И Энни молчала, пока они не свернули на подъездную дорогу к своему дому. Навстречу им дул лёгкий бродяга-ветер, напоённый приятным ароматом влажных от росы молодых папоротников. А сквозь окутанные сумерками ветви деревьев струился из кухонного окна Зелёных Мансард жизнерадостный свет. Энни вдруг вплотную приблизилась к Марилле и вложила руку в её твёрдую сухую ладонь.

– Как прекрасно идти домой, когда знаешь, что это твой родной дом, – трепетно проговорила девочка. – Я ужасно люблю Зелёные Мансарды, а раньше ни одно место, где жила, не любила. И ни одно из них не было мне настоящим домом. Ох, Марилла, я так счастлива. Я могла бы прямо сейчас помолиться, и мне это совсем не показалось бы трудным.

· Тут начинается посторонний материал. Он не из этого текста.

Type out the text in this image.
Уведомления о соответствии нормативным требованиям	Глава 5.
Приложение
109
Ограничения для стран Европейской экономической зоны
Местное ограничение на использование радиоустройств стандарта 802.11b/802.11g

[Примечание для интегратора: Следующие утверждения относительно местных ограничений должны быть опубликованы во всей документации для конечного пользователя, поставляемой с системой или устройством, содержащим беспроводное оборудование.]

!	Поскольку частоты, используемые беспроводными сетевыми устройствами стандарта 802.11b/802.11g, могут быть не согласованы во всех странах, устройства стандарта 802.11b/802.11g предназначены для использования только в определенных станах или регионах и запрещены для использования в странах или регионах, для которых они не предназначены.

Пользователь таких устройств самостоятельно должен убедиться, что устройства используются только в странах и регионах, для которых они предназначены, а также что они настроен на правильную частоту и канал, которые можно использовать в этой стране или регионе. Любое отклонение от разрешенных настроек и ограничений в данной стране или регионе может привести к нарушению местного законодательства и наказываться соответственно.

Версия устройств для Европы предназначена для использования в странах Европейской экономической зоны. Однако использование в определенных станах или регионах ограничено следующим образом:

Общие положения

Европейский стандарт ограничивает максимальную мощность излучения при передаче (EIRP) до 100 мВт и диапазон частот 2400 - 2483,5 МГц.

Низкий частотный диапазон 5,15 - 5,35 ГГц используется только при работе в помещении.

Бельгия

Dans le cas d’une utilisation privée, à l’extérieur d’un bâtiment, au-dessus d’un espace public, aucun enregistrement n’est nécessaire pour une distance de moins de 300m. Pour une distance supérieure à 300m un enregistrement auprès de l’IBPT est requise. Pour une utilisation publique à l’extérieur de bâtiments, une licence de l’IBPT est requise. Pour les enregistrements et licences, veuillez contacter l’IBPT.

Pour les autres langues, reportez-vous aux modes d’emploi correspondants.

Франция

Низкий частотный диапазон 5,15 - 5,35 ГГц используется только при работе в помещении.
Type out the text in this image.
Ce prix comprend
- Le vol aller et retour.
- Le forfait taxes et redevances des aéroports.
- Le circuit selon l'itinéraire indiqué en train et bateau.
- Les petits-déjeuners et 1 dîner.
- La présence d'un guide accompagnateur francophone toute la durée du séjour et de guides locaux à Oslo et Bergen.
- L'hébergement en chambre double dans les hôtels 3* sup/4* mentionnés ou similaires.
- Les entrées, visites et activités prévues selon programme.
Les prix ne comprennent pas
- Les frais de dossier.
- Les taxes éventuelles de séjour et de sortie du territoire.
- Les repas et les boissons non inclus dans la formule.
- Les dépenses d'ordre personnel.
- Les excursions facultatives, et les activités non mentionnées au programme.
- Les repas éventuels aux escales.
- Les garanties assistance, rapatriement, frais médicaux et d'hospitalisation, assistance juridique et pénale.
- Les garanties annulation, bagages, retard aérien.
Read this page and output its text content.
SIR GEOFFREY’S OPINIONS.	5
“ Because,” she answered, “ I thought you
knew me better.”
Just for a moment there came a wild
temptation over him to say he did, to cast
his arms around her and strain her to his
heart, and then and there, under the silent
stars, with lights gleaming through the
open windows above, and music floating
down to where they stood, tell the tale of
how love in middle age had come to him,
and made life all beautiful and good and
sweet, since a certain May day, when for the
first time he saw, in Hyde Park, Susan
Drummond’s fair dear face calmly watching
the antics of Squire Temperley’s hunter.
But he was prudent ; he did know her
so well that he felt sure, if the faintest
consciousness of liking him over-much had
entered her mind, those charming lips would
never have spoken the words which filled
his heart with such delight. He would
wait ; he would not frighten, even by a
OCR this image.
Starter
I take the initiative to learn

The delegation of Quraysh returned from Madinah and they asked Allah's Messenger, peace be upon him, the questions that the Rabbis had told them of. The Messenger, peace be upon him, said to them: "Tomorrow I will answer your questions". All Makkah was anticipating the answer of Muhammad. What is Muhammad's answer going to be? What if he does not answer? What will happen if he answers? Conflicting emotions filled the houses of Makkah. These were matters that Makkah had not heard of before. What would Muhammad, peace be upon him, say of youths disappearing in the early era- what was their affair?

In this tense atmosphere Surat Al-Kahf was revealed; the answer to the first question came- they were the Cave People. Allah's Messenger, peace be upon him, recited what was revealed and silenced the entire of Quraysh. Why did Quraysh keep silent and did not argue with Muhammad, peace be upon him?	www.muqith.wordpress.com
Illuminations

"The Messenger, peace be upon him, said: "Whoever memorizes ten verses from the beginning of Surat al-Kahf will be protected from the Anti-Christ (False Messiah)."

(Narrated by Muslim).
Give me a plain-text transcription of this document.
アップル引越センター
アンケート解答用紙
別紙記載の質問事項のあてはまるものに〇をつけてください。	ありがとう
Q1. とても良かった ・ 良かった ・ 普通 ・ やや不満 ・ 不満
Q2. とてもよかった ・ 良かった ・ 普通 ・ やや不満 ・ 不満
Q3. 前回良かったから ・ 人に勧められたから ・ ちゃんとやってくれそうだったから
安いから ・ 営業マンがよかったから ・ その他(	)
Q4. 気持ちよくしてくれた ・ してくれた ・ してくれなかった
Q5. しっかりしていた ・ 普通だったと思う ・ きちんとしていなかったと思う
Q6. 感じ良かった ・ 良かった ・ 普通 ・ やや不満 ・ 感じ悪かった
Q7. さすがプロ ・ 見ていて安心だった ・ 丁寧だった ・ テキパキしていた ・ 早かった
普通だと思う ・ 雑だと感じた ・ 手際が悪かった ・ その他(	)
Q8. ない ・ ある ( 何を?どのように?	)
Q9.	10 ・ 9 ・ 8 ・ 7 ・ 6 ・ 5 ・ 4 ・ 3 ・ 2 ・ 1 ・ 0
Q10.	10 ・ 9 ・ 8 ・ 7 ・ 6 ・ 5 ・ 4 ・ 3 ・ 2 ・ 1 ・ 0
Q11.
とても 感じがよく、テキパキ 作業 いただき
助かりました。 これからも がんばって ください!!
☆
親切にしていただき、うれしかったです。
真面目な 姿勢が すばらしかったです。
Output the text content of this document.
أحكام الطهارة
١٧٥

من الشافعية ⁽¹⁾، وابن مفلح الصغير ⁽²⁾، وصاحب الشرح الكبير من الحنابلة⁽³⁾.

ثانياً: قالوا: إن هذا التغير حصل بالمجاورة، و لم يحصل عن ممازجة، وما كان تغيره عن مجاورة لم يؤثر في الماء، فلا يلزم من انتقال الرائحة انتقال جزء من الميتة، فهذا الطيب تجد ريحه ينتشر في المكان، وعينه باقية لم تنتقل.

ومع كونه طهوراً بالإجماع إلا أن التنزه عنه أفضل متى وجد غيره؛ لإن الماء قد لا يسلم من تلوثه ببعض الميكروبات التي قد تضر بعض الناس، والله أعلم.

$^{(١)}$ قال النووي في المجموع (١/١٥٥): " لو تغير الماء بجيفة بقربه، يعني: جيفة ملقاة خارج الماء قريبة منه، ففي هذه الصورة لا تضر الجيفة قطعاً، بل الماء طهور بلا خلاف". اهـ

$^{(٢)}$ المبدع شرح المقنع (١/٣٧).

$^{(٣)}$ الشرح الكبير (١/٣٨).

От прикосновения маленькой ручки женщину окатило ласкающей тёплой волной, и она дошла ей до самого сердца, в котором, похоже, забился инстинкт не доставшегося на её долю материнства. Это новое для неё состояние порядком встревожило Мариллу, и она усилием воли взяла себя в руки, отгородившись моралью:

– Если будешь хорошей девочкой, Энни, то всегда будешь счастлива. И тебе никогда не окажется трудно произнести молитву.

– Произнести молитву – это совсем не то же самое, что помолиться, – задумчиво отозвалась девочка. – Но я представлю, будто стала ветром. Подую в верхушках этих деревьев, а когда устану от них, примусь осторожно бродить среди папоротников, потом перелечу в сад миссис Линд, где от меня цветы затанцуют, оттуда – на поле клевера, а с него на Озеро Сияющих Вод, на котором подниму сияющую рябь. Ах, сколько простора для воображения! Поэтому пока замолчу.

– Благодарение Господу за это, – с благоговейным облегчением выдохнула Марилла.

Глава 11. Энни делится впечатлением от воскресной школы

– Ну и как они тебе? – поинтересовалась Марилла.

Речь шла о разложенных на кровати в мансардной комнате трёх новых платьях, которые Энни с сосредоточенным видом разглядывала. Одно было из полосатой ткани табачного цвета, которую Марилла соблазнилась купить год назад у бродячего торговца за её немаркость. На второе пошёл клетчатый черно-белый материал, приобретённый на зимней распродаже. На третье платье несколько дней назад в магазине в Кармоди был куплен сатин крайне неприятного синего оттенка.

Марилла сшила платья собственноручно, по одному и тому же фасону: прямая юбка, простой гладкий лиф и прямые, очень узкие рукава.

– Я представлю себе, что они мне нравятся, – покорно проговорила Энни.

– Вот уж не надо этих твоих представлений, – оскорблённо отреагировала Марилла. – Вижу, платья тебя не радуют. Ну и что же с ними не так? Они аккуратные, чистые, новые.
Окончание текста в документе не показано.